Trilantic Capital Partners V has collected about $2.1 billion and is seeking a maximum of $168 million more, according to documents filed with the US Securities and Exchange Commission. The funds raised include equity from the general partner.
By early July, Trilantic had collected about $1.9 billion, according to SEC documents. At the time it wasn’t clear if the firm expected to exceed its target. While market sources and SEC documents say the hard-cap is $2.25 billion, documents from the Pennsylvania State Employees’ Retirement System list the hard-cap as $3 billion.
Trilantic, which is using Evercore as its placement agent, did not return a request for comment by press time.
The fund has received a commitment from PSERS, as well as the New York City Fire Department Pension Fund and Luxembourg-based investment firm Reinet Investments, according to Private Equity International’s Research and Analytics division.
Trilantic is the former private equity division of Lehman Brothers Merchant Banking. The firm, led by five partners from Lehman Brothers, kept Fund V’s name as an extension of the bank’s fund family. The firm also has a separate European division, which invests from its European-focused Fund IV.

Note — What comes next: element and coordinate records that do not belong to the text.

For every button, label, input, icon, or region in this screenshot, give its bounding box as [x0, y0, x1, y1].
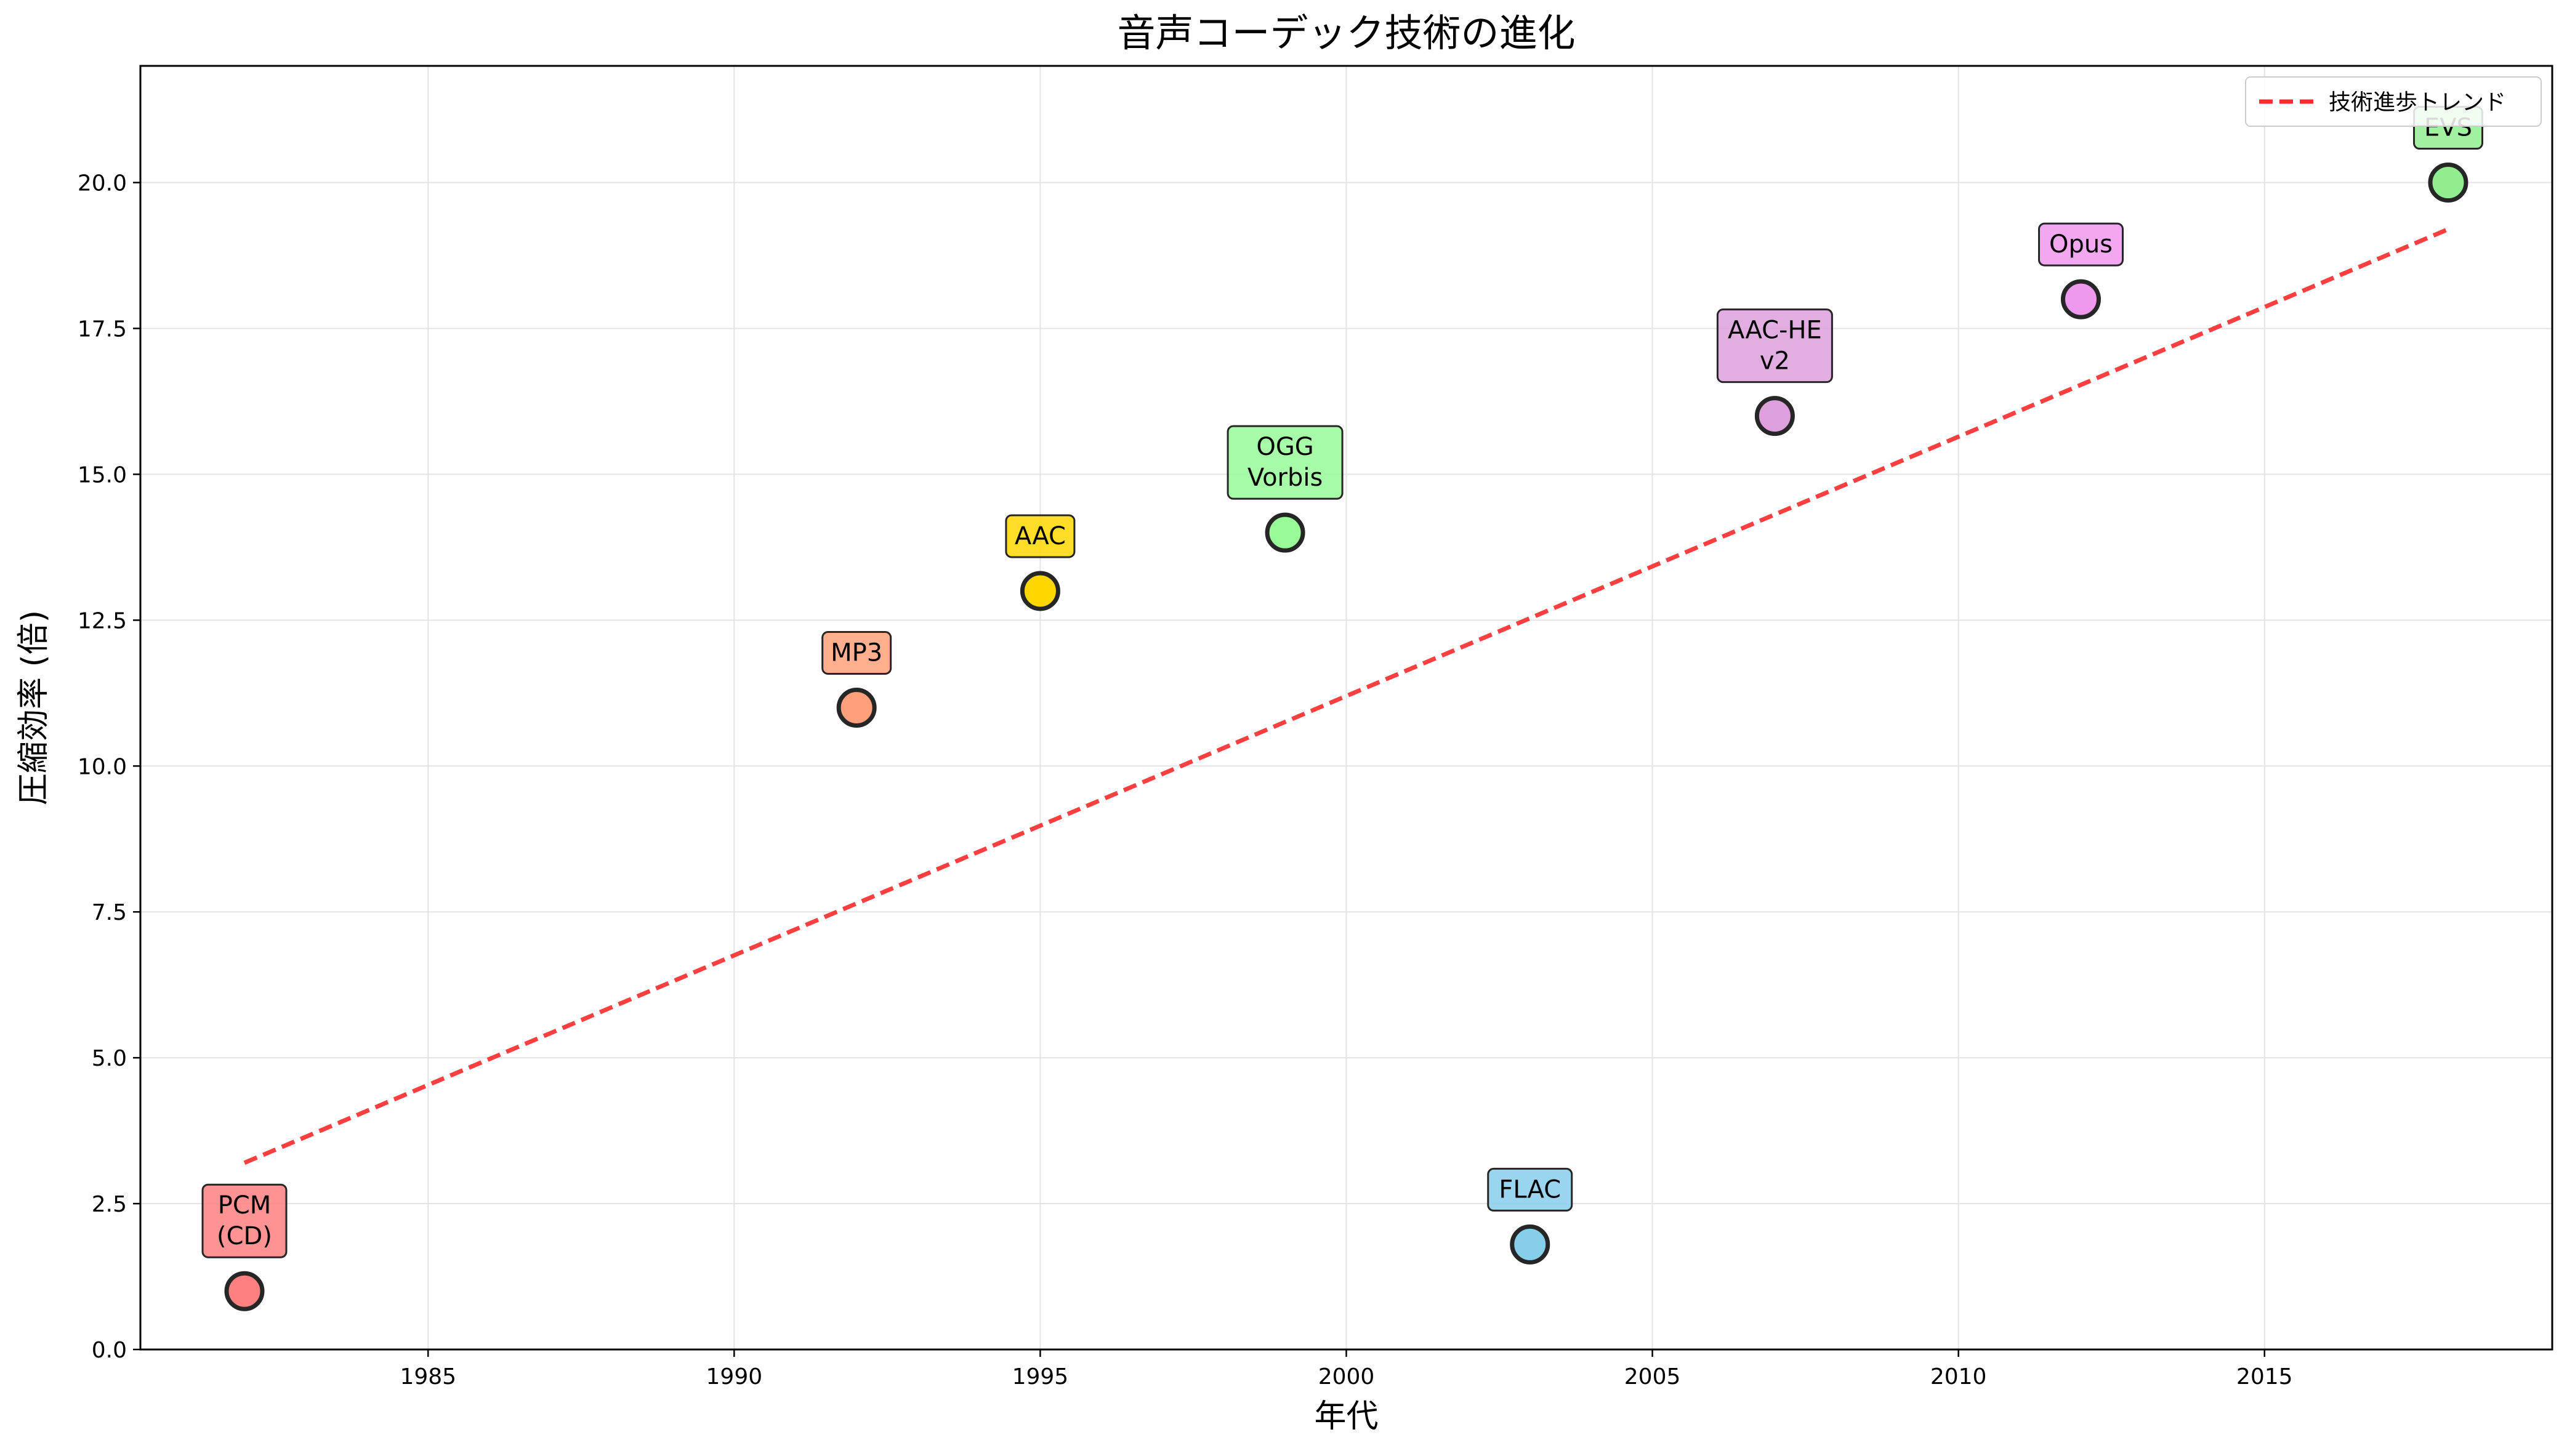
y-tick-label: 7.5 — [92, 900, 127, 925]
data-point-group: AAC-HE v2 — [1716, 308, 1833, 436]
x-tick-label: 2015 — [2236, 1364, 2293, 1390]
y-tick-label: 5.0 — [92, 1046, 127, 1071]
point-label: Opus — [2049, 230, 2113, 259]
point-label-box — [2037, 222, 2124, 267]
point-label: AAC-HE v2 — [1728, 316, 1822, 376]
data-point — [1510, 1224, 1550, 1265]
data-point — [1020, 571, 1060, 611]
data-point-group: MP3 — [821, 631, 892, 728]
data-point — [224, 1271, 265, 1311]
x-tick-label: 2000 — [1318, 1364, 1375, 1390]
plot-frame — [139, 65, 2553, 1351]
x-tick-label: 1985 — [400, 1364, 456, 1390]
point-label-line: MP3 — [831, 639, 882, 667]
legend: 技術進歩トレンド — [2245, 76, 2542, 127]
data-point-group: AAC — [1005, 514, 1076, 611]
point-label: MP3 — [831, 639, 882, 667]
point-label-box — [1005, 514, 1076, 558]
data-point-group: Opus — [2037, 222, 2124, 320]
legend-label: 技術進歩トレンド — [2329, 90, 2506, 115]
point-label-line: OGG — [1256, 433, 1313, 461]
data-point — [836, 688, 877, 728]
y-tick-label: 2.5 — [92, 1192, 127, 1217]
y-tick-label: 10.0 — [78, 754, 127, 779]
data-point — [1754, 396, 1795, 436]
point-label-line: Opus — [2049, 230, 2113, 259]
y-tick-label: 0.0 — [92, 1338, 127, 1363]
x-axis-label: 年代 — [1314, 1398, 1378, 1435]
point-label-line: v2 — [1760, 347, 1790, 376]
y-tick-label: 17.5 — [78, 316, 127, 342]
y-tick-label: 12.5 — [78, 608, 127, 633]
point-label-line: FLAC — [1499, 1175, 1561, 1204]
data-point-group: PCM (CD) — [201, 1183, 288, 1311]
legend-box — [2245, 76, 2542, 127]
x-tick-label: 1995 — [1012, 1364, 1069, 1390]
point-label: AAC — [1015, 522, 1066, 550]
point-label-box — [821, 631, 892, 675]
point-label-line: Vorbis — [1247, 464, 1323, 492]
point-label-box — [1227, 425, 1344, 500]
y-tick-label: 20.0 — [78, 171, 127, 196]
data-point-group: OGG Vorbis — [1227, 425, 1344, 553]
point-label-box — [201, 1183, 288, 1258]
y-tick-label: 15.0 — [78, 462, 127, 488]
chart-title: 音声コーデック技術の進化 — [1117, 10, 1575, 55]
point-label: OGG Vorbis — [1247, 433, 1323, 492]
x-tick-label: 2010 — [1930, 1364, 1987, 1390]
point-label-line: AAC-HE — [1728, 316, 1822, 345]
axis-ticks: 1985 1990 1995 2000 2005 2010 2015 0.0 2.5 5.0 7.5… — [78, 171, 2293, 1390]
point-label-line: AAC — [1015, 522, 1066, 550]
grid-lines — [140, 66, 2552, 1350]
x-tick-label: 2005 — [1624, 1364, 1681, 1390]
point-label-box — [1716, 308, 1833, 384]
y-axis-label: 圧縮効率 (倍) — [15, 610, 52, 805]
data-point — [2428, 163, 2468, 203]
data-point — [2060, 279, 2101, 320]
point-label: PCM (CD) — [217, 1191, 272, 1250]
point-label-line: (CD) — [217, 1222, 272, 1250]
data-point-group: FLAC — [1487, 1167, 1573, 1265]
point-label-line: PCM — [218, 1191, 272, 1220]
trend-line — [243, 227, 2449, 1165]
x-tick-label: 1990 — [706, 1364, 763, 1390]
data-point — [1265, 512, 1305, 553]
point-label: FLAC — [1499, 1175, 1561, 1204]
point-label-box — [1487, 1167, 1573, 1212]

When Trilantic started in 2009 it had about $1.7 billion of dry powder from its global Fund IV. The 2007 vintage fund was generating a 1.7x gross multiple and a 16.6 percent net internal rate of return as of 2012, according to PSERS documents.
Fund V will invest between $50 million and $200 million per deal in control or significant minority investments throughout North America’s mid-market. The firm’s portfolio includes North American-focused Houston International Insurance Group and offshore oil and gas services provider Cross Holdings.